According to Professor Nripendralal Das, since the Paschimbhag copperplate was discovered in the Rajnagar district, and other copperplates of different kings have been discovered surrounding the Kalapur of Sreemangal and the Nidhanpur of Beanibazar, the probable location for the ruins of Chandrapur is somewhere between the two locations. On the other hand, Padmanath Bhattacharya Vidya Vinod, translator of the Nidhanpur copperplate inscription, claimed that Chandrapur was situated somewhere in the Habiganj District.

In July–August 2020, the Archaeological Department of Bangladesh began a land survey estimating at least one monastery to be situated at Dighirpar of the Sagornal Union in Juri, Moulvibazar district. There is also a city and a tea garden named Chandrapur in West Tripura, India, bordering Sagornal.

== Archaeological exploration ==
The decipherer of the Paschimbhag inscription, Kamalakanta Gupta, published an article titled "Newly Obtained Ancient (Paschimbhag) Copperplate Inscription of Maharaja Srichandra" (মহারাজা শ্রীচন্দ্রের নবলব্ধ প্রাচীন (পশ্চিমভাগ) তাম্রশাসন) in 1962 where he expressed his conjecture about the city of Chandrapur or Srichandrapur, the center of Chandrapur Vishaya (second-level administrative division) where the district administrator (Vishayapati) lived. He also claimed that there was a monastery or Vihara in the city and urged the formation of an expedition to locate it. The expedition was formed 62 years after the discovery of the Paschimbhag copperplate inscription in 1958.
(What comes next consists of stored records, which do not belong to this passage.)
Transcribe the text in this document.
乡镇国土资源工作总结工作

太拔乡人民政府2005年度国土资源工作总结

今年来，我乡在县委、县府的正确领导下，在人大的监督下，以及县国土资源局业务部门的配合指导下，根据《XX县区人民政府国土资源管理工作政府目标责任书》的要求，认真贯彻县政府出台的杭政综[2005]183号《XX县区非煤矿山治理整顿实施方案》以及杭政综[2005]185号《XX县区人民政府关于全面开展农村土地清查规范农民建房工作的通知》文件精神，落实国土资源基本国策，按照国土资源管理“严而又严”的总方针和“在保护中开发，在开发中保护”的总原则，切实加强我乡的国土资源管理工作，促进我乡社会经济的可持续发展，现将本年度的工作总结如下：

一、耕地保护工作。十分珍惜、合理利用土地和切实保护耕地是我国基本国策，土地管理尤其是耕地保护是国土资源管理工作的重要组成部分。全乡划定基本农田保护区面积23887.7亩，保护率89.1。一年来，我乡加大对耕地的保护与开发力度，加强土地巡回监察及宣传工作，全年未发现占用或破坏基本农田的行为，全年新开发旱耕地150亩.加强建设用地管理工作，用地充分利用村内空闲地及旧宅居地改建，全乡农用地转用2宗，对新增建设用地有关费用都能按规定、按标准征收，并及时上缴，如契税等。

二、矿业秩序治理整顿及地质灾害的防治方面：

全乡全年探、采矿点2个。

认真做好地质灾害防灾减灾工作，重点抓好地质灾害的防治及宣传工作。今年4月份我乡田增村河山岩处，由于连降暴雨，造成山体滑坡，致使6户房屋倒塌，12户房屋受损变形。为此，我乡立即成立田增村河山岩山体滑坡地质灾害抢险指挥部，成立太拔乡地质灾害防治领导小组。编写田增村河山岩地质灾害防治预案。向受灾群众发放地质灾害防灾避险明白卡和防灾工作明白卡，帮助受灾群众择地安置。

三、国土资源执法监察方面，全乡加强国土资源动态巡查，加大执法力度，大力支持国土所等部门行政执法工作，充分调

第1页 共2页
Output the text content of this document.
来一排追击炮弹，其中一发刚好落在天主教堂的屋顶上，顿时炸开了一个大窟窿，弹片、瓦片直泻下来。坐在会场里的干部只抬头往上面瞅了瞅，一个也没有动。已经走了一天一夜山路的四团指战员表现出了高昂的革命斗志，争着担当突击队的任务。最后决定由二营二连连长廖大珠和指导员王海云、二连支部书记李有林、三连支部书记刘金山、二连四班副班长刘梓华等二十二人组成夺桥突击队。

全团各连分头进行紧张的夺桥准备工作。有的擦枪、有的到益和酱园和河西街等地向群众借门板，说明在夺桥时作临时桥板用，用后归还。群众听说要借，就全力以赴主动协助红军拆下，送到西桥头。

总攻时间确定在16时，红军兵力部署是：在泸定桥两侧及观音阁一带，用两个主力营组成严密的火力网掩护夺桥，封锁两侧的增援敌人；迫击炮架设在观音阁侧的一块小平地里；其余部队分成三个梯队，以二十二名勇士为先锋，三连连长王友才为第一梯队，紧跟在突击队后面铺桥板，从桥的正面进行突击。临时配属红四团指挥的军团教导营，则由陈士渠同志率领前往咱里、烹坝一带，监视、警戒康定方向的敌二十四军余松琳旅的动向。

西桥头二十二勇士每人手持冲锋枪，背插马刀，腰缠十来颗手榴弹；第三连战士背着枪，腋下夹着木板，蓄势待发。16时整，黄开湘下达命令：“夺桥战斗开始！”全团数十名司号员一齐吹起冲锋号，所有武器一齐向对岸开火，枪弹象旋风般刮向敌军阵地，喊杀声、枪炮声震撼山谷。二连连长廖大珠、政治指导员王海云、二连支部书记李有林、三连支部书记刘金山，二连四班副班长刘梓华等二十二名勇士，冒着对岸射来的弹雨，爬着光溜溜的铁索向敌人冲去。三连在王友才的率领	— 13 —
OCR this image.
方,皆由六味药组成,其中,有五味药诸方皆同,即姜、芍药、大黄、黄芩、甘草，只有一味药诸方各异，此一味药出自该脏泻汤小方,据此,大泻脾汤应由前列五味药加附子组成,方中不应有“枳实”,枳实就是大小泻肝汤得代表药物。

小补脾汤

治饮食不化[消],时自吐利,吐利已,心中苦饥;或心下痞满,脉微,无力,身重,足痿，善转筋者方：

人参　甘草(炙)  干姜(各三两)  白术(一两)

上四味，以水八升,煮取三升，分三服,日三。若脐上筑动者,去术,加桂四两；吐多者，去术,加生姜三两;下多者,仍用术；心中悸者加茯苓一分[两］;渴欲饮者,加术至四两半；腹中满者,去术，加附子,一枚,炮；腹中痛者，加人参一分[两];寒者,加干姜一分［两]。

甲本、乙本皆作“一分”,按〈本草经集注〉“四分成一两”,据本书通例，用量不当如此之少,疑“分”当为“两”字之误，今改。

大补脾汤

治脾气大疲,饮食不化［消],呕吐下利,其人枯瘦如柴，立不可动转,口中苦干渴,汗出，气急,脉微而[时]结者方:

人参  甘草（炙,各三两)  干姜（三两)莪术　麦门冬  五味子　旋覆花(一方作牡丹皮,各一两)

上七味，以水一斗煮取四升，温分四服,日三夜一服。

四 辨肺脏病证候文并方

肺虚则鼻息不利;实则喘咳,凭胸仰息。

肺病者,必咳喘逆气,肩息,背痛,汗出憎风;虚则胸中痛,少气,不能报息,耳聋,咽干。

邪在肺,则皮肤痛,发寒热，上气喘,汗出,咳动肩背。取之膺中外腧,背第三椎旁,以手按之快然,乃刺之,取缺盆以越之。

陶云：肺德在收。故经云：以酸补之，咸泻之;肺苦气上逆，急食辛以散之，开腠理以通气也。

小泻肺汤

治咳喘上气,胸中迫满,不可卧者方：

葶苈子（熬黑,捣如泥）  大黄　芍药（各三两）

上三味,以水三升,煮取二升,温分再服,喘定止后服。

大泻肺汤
On 15 July 2020, the Archaeological Department of Bangladesh issued a notice to the regional archaeological office in Sylhet, Chittagong and Cumilla they would be surveying looking to resurrect Chandrapur University. There were instructions for on-the-spot recognition and the possibility of preservation and renovation under the Antiques Act of 1968. Though the land survey started according to the notice, the archaeological team still has no idea of the exact location of the University. However, some pottery, beads and burnt bricks have been recovered. According to the archaeological team, at least a river port can be found at the site even if the ruins of the university can not be detected. For this reason, the Archaeological Department plans to resurvey at the Sagornal of Juri, the Paschimbhag of Rajnagar and the Kamala Ranir Dighi in Kulaura in the dry season.

== Importance ==
Chandrapur University in Shrihatta was as large as other religious institutions like Nalanda, Taxila, Mahasthangarh or Odantapuri and was established before Oxford, and Cambridge universities or even the Jagaddala Vihara. Chandrapur university was unique in contrast with other universities and the viharas established by Buddhist kings in India. Its curriculum included almost all of the subjects from the Hindu Shastra except the grammar of Chandragomin who was Buddhist by religion. Moreover the students of this university were also Hindu Brahmins. The nine monasteries were overseen mainly by Hindu Brahmins. This is because the Buddhist king, Srichandra, granted lands in Paschimbhag in the name of Buddha for nine Brahmin monasteries where the Chaturvedas were mainly taught. Kamalakanta Gupta referred to this grant as "unique among other Buddhist kings" since it implies Srichandra's favouritism towards Brahmins.

Land distribution among 25 classes of people, guests, and students indicates an efficient administration in the universities. According to Zafir Setu, this administrative arrangement is more consistent with the present-day university system.